2. Na’at SababiAdalah Na’at yang menunjukkan sifat bagi Isim yang mempunyai irthibat/ikatan dengan Matbu’. Contoh:
أقمت في المنزل الفسيح فناؤه
AQIMTU
FIL-MANZILIL-FASIIHI FINAA’U HUU = saya tinggal di rumah yang luas
halamannya
Lafazh AL-FASIIHI disebut Na’at, akan tetapi
bukanlah Na’at bagi lafazh Matbu’ AL-MANZILI, karena AL-FASIIHI bukan sifat bagi
AL-MANZILI. Hanya saja sifat tersebut diperuntukan bagi Isim yang mempunyai
ikatan dengan Isim Matbu’ yaitu lafazh FANAA’U HUU/halamannya. Oleh karena itu
disebut Na’at Sababi.
AL-FASIIHI = Na’at, majrur dengan tanda jar
kasroh. FANAA’U = Fa’ilnya, dirofa’kan oleh sifat dengan tanda rofa’ dhammah.
HUU = Mudhaf Ilaih, Dhamir Bariz Muttashil yang merujuk pada Matbu’ sebagai
robit/pengikat antara isim zhahir dan matbu’.

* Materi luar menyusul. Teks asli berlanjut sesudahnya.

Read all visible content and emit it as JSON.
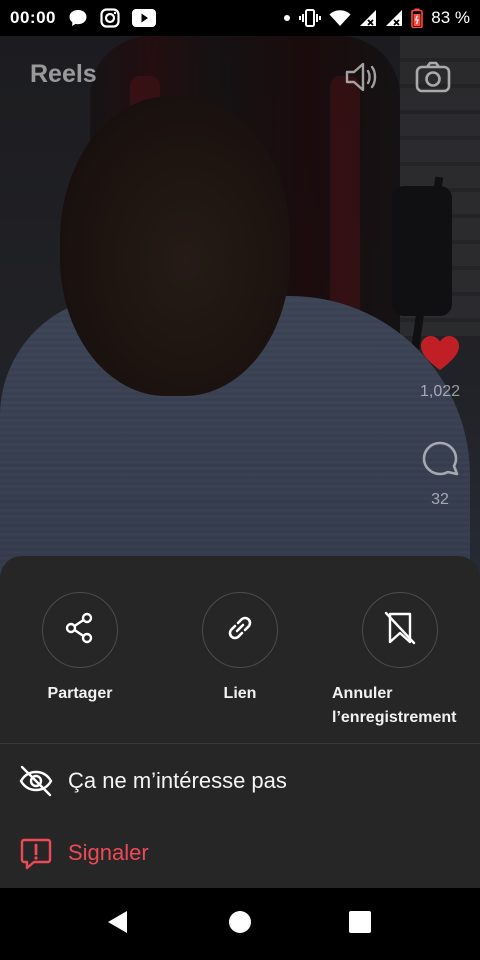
{
  "status_bar": {
    "time": "00:00",
    "battery_percent": "83 %",
    "icons": [
      "chat-bubble-icon",
      "instagram-icon",
      "youtube-icon",
      "dot-icon",
      "vibrate-icon",
      "wifi-icon",
      "signal-icon",
      "signal-icon",
      "battery-icon"
    ]
  },
  "reel": {
    "title": "Reels",
    "likes": "1,022",
    "comments": "32",
    "like_color": "#e0242f"
  },
  "sheet": {
    "actions": [
      {
        "label": "Partager",
        "icon": "share-icon"
      },
      {
        "label": "Lien",
        "icon": "link-icon"
      },
      {
        "label_line1": "Annuler",
        "label_line2": "l’enregistrement",
        "icon": "bookmark-remove-icon"
      }
    ],
    "options": [
      {
        "label": "Ça ne m’intéresse pas",
        "icon": "eye-off-icon"
      },
      {
        "label": "Signaler",
        "icon": "report-icon",
        "color": "#ed4956"
      }
    ]
  },
  "nav_bar": {
    "buttons": [
      "back-button",
      "home-button",
      "recents-button"
    ]
  }
}
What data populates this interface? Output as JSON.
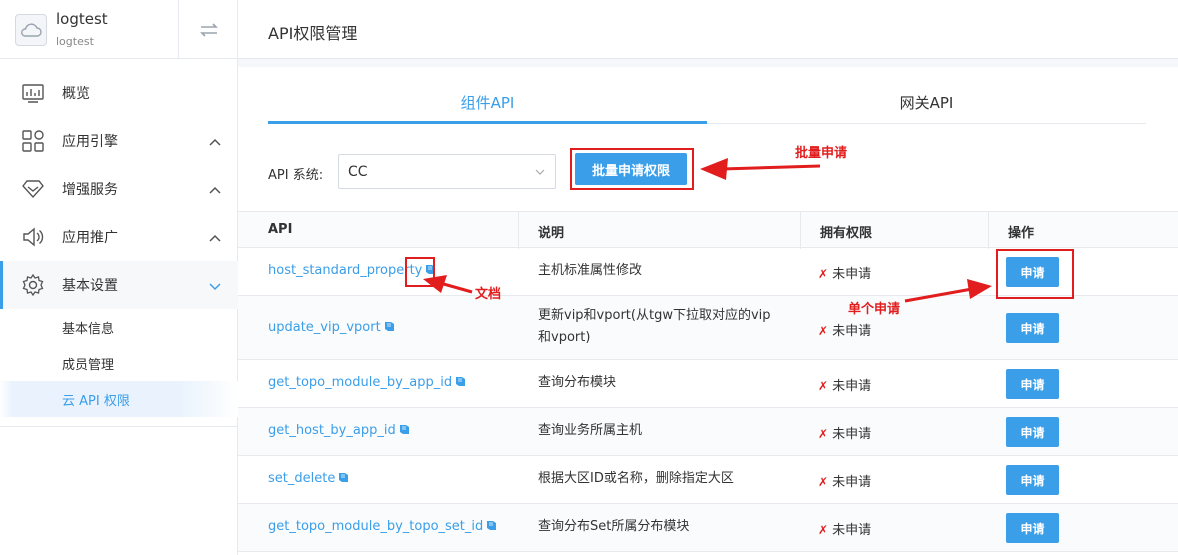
{
  "app": {
    "name": "logtest",
    "code": "logtest"
  },
  "sidebar": {
    "items": [
      {
        "label": "概览"
      },
      {
        "label": "应用引擎"
      },
      {
        "label": "增强服务"
      },
      {
        "label": "应用推广"
      },
      {
        "label": "基本设置"
      }
    ],
    "sub_items": [
      {
        "label": "基本信息"
      },
      {
        "label": "成员管理"
      },
      {
        "label": "云 API 权限"
      }
    ]
  },
  "header": {
    "title": "API权限管理"
  },
  "tabs": [
    {
      "label": "组件API"
    },
    {
      "label": "网关API"
    }
  ],
  "filter": {
    "label": "API 系统:",
    "value": "CC",
    "batch_button": "批量申请权限"
  },
  "table": {
    "headers": [
      "API",
      "说明",
      "拥有权限",
      "操作"
    ],
    "rows": [
      {
        "api": "host_standard_property",
        "desc": "主机标准属性修改",
        "perm": "未申请",
        "action": "申请"
      },
      {
        "api": "update_vip_vport",
        "desc": "更新vip和vport(从tgw下拉取对应的vip和vport)",
        "perm": "未申请",
        "action": "申请"
      },
      {
        "api": "get_topo_module_by_app_id",
        "desc": "查询分布模块",
        "perm": "未申请",
        "action": "申请"
      },
      {
        "api": "get_host_by_app_id",
        "desc": "查询业务所属主机",
        "perm": "未申请",
        "action": "申请"
      },
      {
        "api": "set_delete",
        "desc": "根据大区ID或名称，删除指定大区",
        "perm": "未申请",
        "action": "申请"
      },
      {
        "api": "get_topo_module_by_topo_set_id",
        "desc": "查询分布Set所属分布模块",
        "perm": "未申请",
        "action": "申请"
      }
    ]
  },
  "annotations": {
    "batch": "批量申请",
    "doc": "文档",
    "single": "单个申请"
  },
  "colors": {
    "accent": "#3a9ee9",
    "annotation": "#e11d1d"
  }
}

Ciri-ciri Na’at Sababi: yakni setelah Na’at
didatangkannya Isim Zhahir yang dirofa’kan oleh Na’at dan mencakup ada dhamir
yang kembali pada Man’ut.
Faidah-faidah Na’at sebagai penyempurna faidah lafaz sebelumnya,
yang masyhur adalah sebagai berikut :1. Faidah IDHAH (menjadikan jelas) apabila Man’utnya berupa Isim Ma’rifah.
Yakni: menghilangkan isytirok lafzhiy (persekutuan lafazh) di dalam lafazh Isim ma’rifah, dan menghilangkan ihtimal ma’nawiy (kemungkinan makna) yang mengarah kepada makna Isim ma’rifah. Contoh:
حضر خالد التاجر
HADHARA
KHAALIDUN AT-TAAJIRU = Khalid yang pedagang itu telah
hadir.
2. Faidah TAKHSHISH (penghususan) apabila Man’utnya berupa
isim Nakirah.Yakni: mengurangi Isytirok makna di dalam makna isim nakirah dan mempersempit bilangan jumlah yang mencakupinya. Contoh:
جاء رجل واعظ
JAA’A
ROJULUN WAA’IZHUN = seorang lelaki penasehat telah
datang.
3. Faidah MUJARRODUL-MADAH (pujian khusus). Contoh:رضي الله عن عمرَ بنِ الخطابِ الشاملِ عدلُه الرحيمِ قلبُه
RODHIYALLAAHU ‘AN UMAROBNIL-KHOTHTHOOBI
ASY-SYAAMILI ‘ADLUHUU AR-ROHIIMI QOLBUHUU = semoga Allah memberi Rahmat pada
Umar bin Khaththab yang keadilannya luas dan hatinya penuh kasih
.
4. Faidah MUJARRODUDZ-DZAMM (celaan khusus). Contoh:أعوذ بالله من الشيطان الرجيم
A’UUDZU
BILLAAHI MINASY-SYAITHOONIR-ROJIIMI = aku berlindung kepada Allah dari Syetan
yang terkutuk.
5. Faidah TAROHHUM (menaruh belas kasih). Contoh:اللهم ارحم عبدك المسكين
ALLAHUMMA IRHAM ‘ABDAKA AL-MISKIINA = ya.. Allah,
kasihanilah hambaMu yang miskin.
6. Faidah TAUKID (pengokohan). Contoh dalam Ayat
Al-Qur’an:فإذا نفخ في الصور نفخة واحدة
FA IDZAA
NUFIKHO FISH-SHUURI NAFKHOTUN WAAHIDATUN = Maka apabila sangkakala ditiup sekali
tiup (QS. Al-haaqqah:13)
Lafazh WAAHIDATUN = Na’at yang berfaidah sebagai
Taukid, sebab makna wahidah sudah dimafhumi dari Man’ut lafazh NAFKHOTUN yang
berupa Isim Murroh.
فاسلك فيها من كل زوجين اثنين
FASLUK
FIIHAA MIN KULLIN ZAUJAINI ITSNAINI = maka masukkanlah ke dalam bahtera itu
sepasang dari tiap-tiap (jenis) (QS. Al-Mu’minun:27)
Lafazh ITSNAINI = Na’at yg berfaidah sebagai
Taukid, dari lafazh man’ut ZAUJAINI.